The OZO 360 degree camera from Nokia is arguably the best in its class, but for the world’s most enthusiastic VR market, China, it’s been out of reach, selling only in Europe in the U.S. – until now.

Nokia is planning to sell the device through a partnership with Chinese internet LeEco, and it’s getting a new price to match its new market.

The company has slashed the camera’s price tag by a quarter globally, bringing the cost of the camera down to $45,000 USD just six months after it launched in Europe and the U.S. for $60,000 USD.

OZO, which claims to be the world’s first “professional” VR camera, is a teardrop-shaped device that holds eight 2K cameras, capturing spherical video and surround sound for immersive VR experiences.

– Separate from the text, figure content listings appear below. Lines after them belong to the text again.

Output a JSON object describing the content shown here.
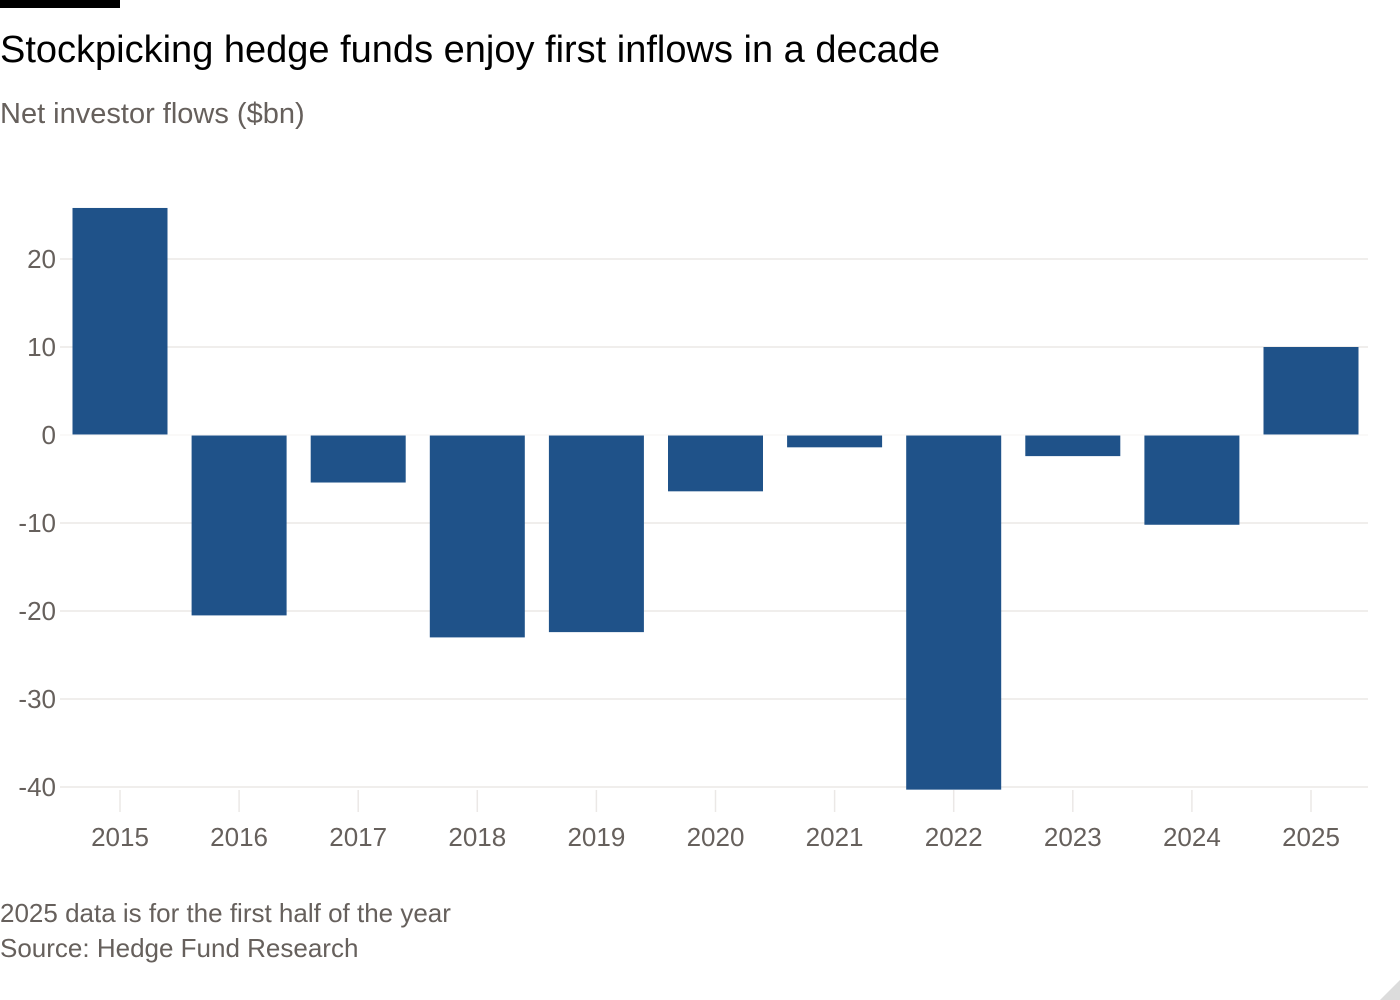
{
  "title": "Stockpicking hedge funds enjoy first inflows in a decade",
  "subtitle": "Net investor flows ($bn)",
  "note": "2025 data is for the first half of the year",
  "source": "Source: Hedge Fund Research",
  "colors": {
    "bar": "#1f5289",
    "grid": "#ebe8e6",
    "axis_text": "#66605c",
    "zero_line": "#ffffff"
  },
  "chart_data": {
    "type": "bar",
    "title": "Stockpicking hedge funds enjoy first inflows in a decade",
    "subtitle": "Net investor flows ($bn)",
    "xlabel": "",
    "ylabel": "",
    "categories": [
      "2015",
      "2016",
      "2017",
      "2018",
      "2019",
      "2020",
      "2021",
      "2022",
      "2023",
      "2024",
      "2025"
    ],
    "values": [
      25.8,
      -20.5,
      -5.4,
      -23.0,
      -22.4,
      -6.4,
      -1.4,
      -40.3,
      -2.4,
      -10.2,
      10.0
    ],
    "ylim": [
      -40,
      30
    ],
    "yticks": [
      20,
      10,
      0,
      -10,
      -20,
      -30,
      -40
    ],
    "ytick_labels": [
      "20",
      "10",
      "0",
      "-10",
      "-20",
      "-30",
      "-40"
    ],
    "grid": true,
    "legend": "none"
  }
}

Nokia will partner with LeVR, the VR division of LeEco, to distribute the camera. LeEco, often dubbed the ‘Netflix of China’, has diversified heavily in the past two years, investing in everything from entertainment to autonomous cars. The company took their first public steps into the VR market in December with the launch of their first headset, the LeVR Cool 1. Currently the headset is only compatible with LeEco phones.

For Nokia, tapping the Chinese market is an important step. The country’s enthusiasm for VR has surpassed other markets, with top internet companies and device manufacturers scrambling to give consumers their first VR experience. It’s an enthusiasm that’s matched on the consumer side too, as low-cost smartphone-enabled headsets flood the market, and VR immersion experiences, such as gaming arcades, gather steam in mainland China.

It’s a country that remains incredibly price sensitive however, which could factor into Nokia’s decision to slash the price of the OZO by 25 percent. According to Nokia, the price cut and LeVR partnership in the Chinese market will “increase the availability of OZO and make the camera available to a broader range of professional content producers.”